The Settlor of a trust is a person who creates the trust and then transfers property to the trustee who administers and disposes of the trust property on behalf of the beneficiaries, in accordance with the terms of trust agreement. The Trustee is the person who receives the trust property and has the obligation to administer and dispose of the trust property on behalf of the beneficiary of the trust. The Beneficiary refers to a person (or persons) who receive the distribution of trust income from the trustee. The beneficiary can be the same as the settlor of the trust or it can be another person. The beneficiary does not even need to be an existing person as a trust caretaker can be appointed to protect the interests of the future beneficiary.

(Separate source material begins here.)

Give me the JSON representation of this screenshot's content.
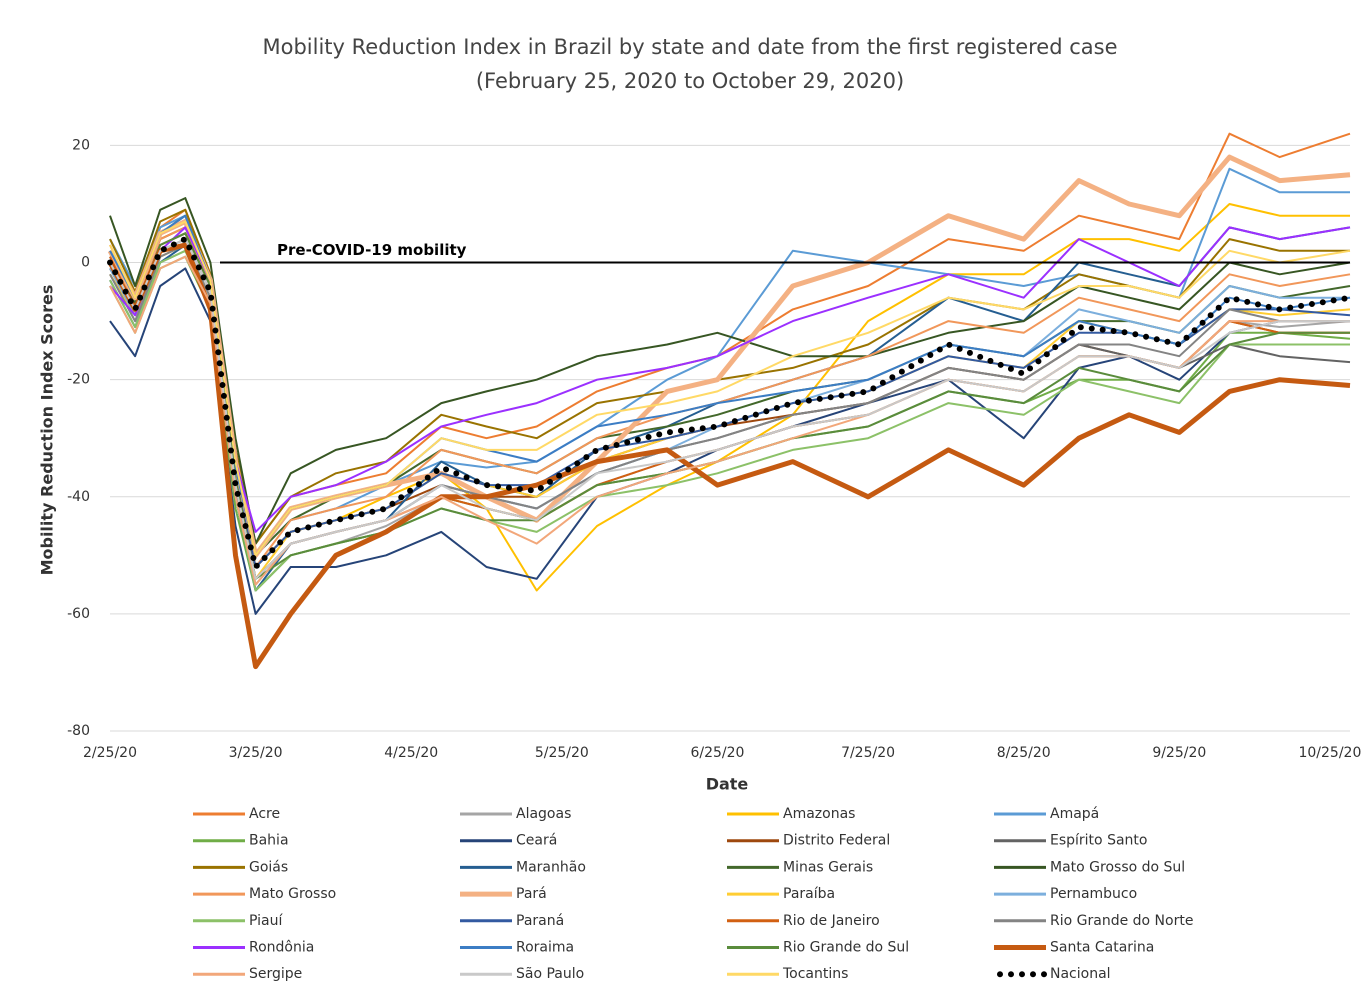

Asset Protection—The purpose of an asset protection trust is to protect existing assets from a future creditor's attack. The key term is "future creditors" as a trust cannot be set up to protect assets from existing creditors. Asset protection trusts normally are created to be irrevocable for a certain number of years and structured in such a way that the Settlor is not a beneficiary during that period. After the end of this period, the assets of the trust are returned to the Settlor, provided that there is no longer any significant risk of attacks by creditors.

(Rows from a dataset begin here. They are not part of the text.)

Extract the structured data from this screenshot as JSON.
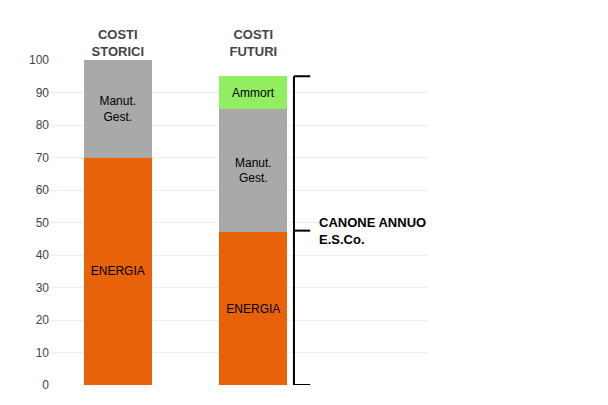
{
  "chart_data": {
    "type": "bar",
    "stacked": true,
    "categories": [
      "COSTI\nSTORICI",
      "COSTI\nFUTURI"
    ],
    "series": [
      {
        "name": "ENERGIA",
        "color": "#E8620A",
        "values": [
          70,
          47
        ]
      },
      {
        "name": "Manut.\nGest.",
        "color": "#A9A9A9",
        "values": [
          30,
          38
        ]
      },
      {
        "name": "Ammort",
        "color": "#90EE60",
        "values": [
          0,
          10
        ]
      }
    ],
    "ylim": [
      0,
      100
    ],
    "yticks": [
      0,
      10,
      20,
      30,
      40,
      50,
      60,
      70,
      80,
      90,
      100
    ],
    "grid": true,
    "annotations": [
      {
        "text": "CANONE ANNUO\nE.S.Co.",
        "category": "COSTI\nFUTURI",
        "bracket": [
          0,
          95
        ]
      }
    ]
  }
}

Charitable Trusts—Charitable trusts are established to benefit a particular charitable organization. Most charitable trusts are created as part of a larger estate plan to help lower or avoid certain estate and gift taxes. There are a number of different types of charitable trusts. One of the most common being the charitable remainder trust (CRT) which is often funded with tax-encumbered "income in respect of a decedent" (IRD) assets, such as IRA and 401(k) plans, thus helping to reduce the significant tax burdens of these retirement assets while providing a benefit to charity.
Special Needs Trust—A special needs trust is established to allow a person who receives government benefits due to a disability to qualify for certain "means tested" government benefits. Special Needs Trusts are permitted under the Social Security rules, but they must be set up in such a way that the disabled beneficiary cannot control the amount or the frequency of trust distributions. A Special Needs Trust allows a disabled person who is receiving government benefits to receive an inheritance or a gift without losing their eligibility for those benefits.

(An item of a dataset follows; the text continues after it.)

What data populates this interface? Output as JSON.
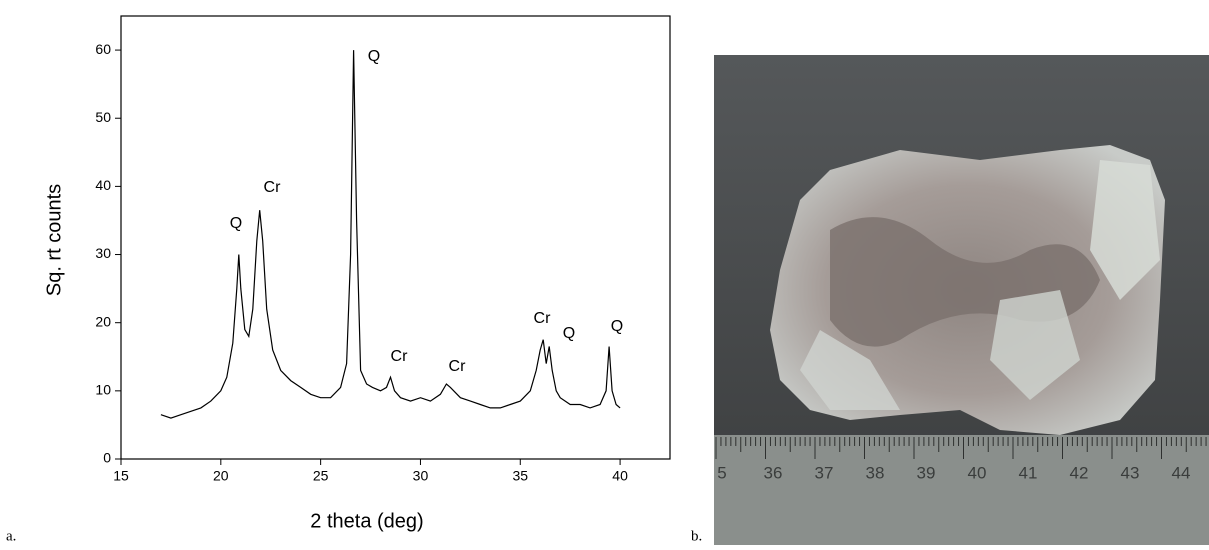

Estate Tax Trusts—There are a number of different trusts that can be used to reduce the income tax burden of an estate. One of the most common is the by-pass trust, which allows one spouse to leave money to the other spouse, while reducing the liability of the federal estate tax upon the death of the second spouse. Without a by-pass trust, the assets would pass to a spouse tax-free at the death of the first spouse, but when the surviving spouse dies, any assets over and above the federal estate tax exemption limit still would be taxable. A by-pass trust avoids this problem and can help reduce the federal estate tax burden by a significant amount.